Don’t be broad in your input to AI tools

Martin said garbage in equals garbage out, so job seekers should use detailed and strategic prompts to try to get useful output.

“If you give it a one-line prompt, you’re going to get something very generic and different than if you give it all the details about your background, about your experience, about what you’re looking for, how you see yourself fitting into the target job,” she said.

Career experts tend to advise making résumé details quantifiable. Chan said give AI tools some numbers and specifics about your work experience instead of simply uploading a résumé and telling it to tweak it to match the description.

“Tell them exactly, ‘when I was working on this group project, I leveraged these resources, I worked with these people, I was able to get 20% increase,'” Chan gave as an example.

After that, be clear on what you want AI to do with that data, such as creating a specific bullet point on a résumé that leverages the information. Also, let it know how long the point should be.

Avoid overusing generic buzzwords in résumés, cover letters, and even networking

One common part of the résumé is the professional summary at the top, which briefly explains the job seeker and their measurable achievements. Martin finds that AI tools tend to jam-pack the section with buzzwords or commonly used verbs.

“After a while, they all start to sound the same, and you’ve got to find ways to make yourself stand out,” Martin said, adding that the key is to edit.

For cover letters, she said people should guide the tool on their writing style and word choices to avoid it coming up with something more generic. “They usually start out with, ‘I’m excited to apply for such and such job,’ and that’s a dead giveaway,” she said.
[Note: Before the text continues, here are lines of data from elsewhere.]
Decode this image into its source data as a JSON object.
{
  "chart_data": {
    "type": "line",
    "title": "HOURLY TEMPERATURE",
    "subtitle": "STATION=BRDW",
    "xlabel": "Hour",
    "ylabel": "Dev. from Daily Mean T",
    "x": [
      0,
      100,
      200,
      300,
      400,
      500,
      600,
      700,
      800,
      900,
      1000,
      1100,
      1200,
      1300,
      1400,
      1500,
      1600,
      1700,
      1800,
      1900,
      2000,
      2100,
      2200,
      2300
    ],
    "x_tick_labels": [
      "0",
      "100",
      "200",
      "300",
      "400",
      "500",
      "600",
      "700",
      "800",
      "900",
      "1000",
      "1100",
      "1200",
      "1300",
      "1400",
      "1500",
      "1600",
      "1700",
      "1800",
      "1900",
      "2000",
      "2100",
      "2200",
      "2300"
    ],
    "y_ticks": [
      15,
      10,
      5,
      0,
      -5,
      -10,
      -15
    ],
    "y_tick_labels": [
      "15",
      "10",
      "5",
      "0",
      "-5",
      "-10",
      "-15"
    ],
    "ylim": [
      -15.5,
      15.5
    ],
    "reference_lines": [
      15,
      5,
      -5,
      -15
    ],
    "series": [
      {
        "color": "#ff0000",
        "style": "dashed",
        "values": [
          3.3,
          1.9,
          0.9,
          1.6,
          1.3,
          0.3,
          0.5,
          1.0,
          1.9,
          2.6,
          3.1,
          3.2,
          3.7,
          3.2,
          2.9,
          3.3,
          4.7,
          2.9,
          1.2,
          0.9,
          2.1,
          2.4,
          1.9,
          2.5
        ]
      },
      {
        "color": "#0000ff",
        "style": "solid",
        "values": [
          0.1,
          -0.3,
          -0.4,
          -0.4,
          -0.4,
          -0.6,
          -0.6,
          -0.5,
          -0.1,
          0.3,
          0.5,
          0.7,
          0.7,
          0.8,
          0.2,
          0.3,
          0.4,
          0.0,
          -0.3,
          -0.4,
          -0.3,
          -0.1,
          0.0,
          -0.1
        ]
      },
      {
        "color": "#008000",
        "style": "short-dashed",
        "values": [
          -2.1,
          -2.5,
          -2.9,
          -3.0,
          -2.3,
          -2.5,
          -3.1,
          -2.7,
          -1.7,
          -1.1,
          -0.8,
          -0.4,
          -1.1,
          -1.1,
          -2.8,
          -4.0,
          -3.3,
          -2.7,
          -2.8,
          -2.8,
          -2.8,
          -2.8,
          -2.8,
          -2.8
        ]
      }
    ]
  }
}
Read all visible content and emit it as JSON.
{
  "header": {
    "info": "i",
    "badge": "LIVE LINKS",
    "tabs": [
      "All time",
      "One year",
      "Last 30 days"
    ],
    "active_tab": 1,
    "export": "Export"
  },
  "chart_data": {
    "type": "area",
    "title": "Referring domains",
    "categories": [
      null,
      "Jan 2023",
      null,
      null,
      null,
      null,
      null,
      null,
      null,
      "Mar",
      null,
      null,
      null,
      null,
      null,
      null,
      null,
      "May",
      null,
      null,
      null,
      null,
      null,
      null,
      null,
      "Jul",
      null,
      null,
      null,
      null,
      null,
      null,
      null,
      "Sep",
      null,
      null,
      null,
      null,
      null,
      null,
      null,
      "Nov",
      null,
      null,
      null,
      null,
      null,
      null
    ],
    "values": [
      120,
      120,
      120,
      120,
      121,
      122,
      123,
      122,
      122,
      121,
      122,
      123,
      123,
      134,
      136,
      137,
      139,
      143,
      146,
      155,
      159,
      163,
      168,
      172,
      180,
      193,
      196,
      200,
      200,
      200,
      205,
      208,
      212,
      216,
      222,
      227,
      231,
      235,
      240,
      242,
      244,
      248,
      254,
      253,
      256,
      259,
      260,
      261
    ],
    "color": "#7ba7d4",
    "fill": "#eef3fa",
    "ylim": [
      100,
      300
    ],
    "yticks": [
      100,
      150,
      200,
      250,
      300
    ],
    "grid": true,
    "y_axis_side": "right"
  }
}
However, she said it should still feel human, so people could use the AI tool’s outputs as a guide instead of the final result.

Chan said candidates need to include numbers and demonstrate impact in their cover letters. She said common phrases that are used too often are “translated data into actionable insights, proven track record, results-oriented professionals.”

“It’s not that you can’t use those words, but you need to back it up with the results,” Chan said.

Don’t make cold, overused outreach messages

AI tools can also help with networking. Whelan said AI can save time when drafting messages, but job seekers still need to review and personalize them.

“Make sure you’re communicating why you have some unique fit with that particular role so that you stand out to recruiters,” he said.

Chan said hiring managers get messages all the time from people who say they see they work for a certain company and would like to ask a few questions. She said, instead of telling AI you are going to or have already applied for a job and now want to write a short message to the hiring manager, tell the tool some specific details about the person, for example, that the hiring manager recently spoke at a certain event, or something that can help make the message less generic.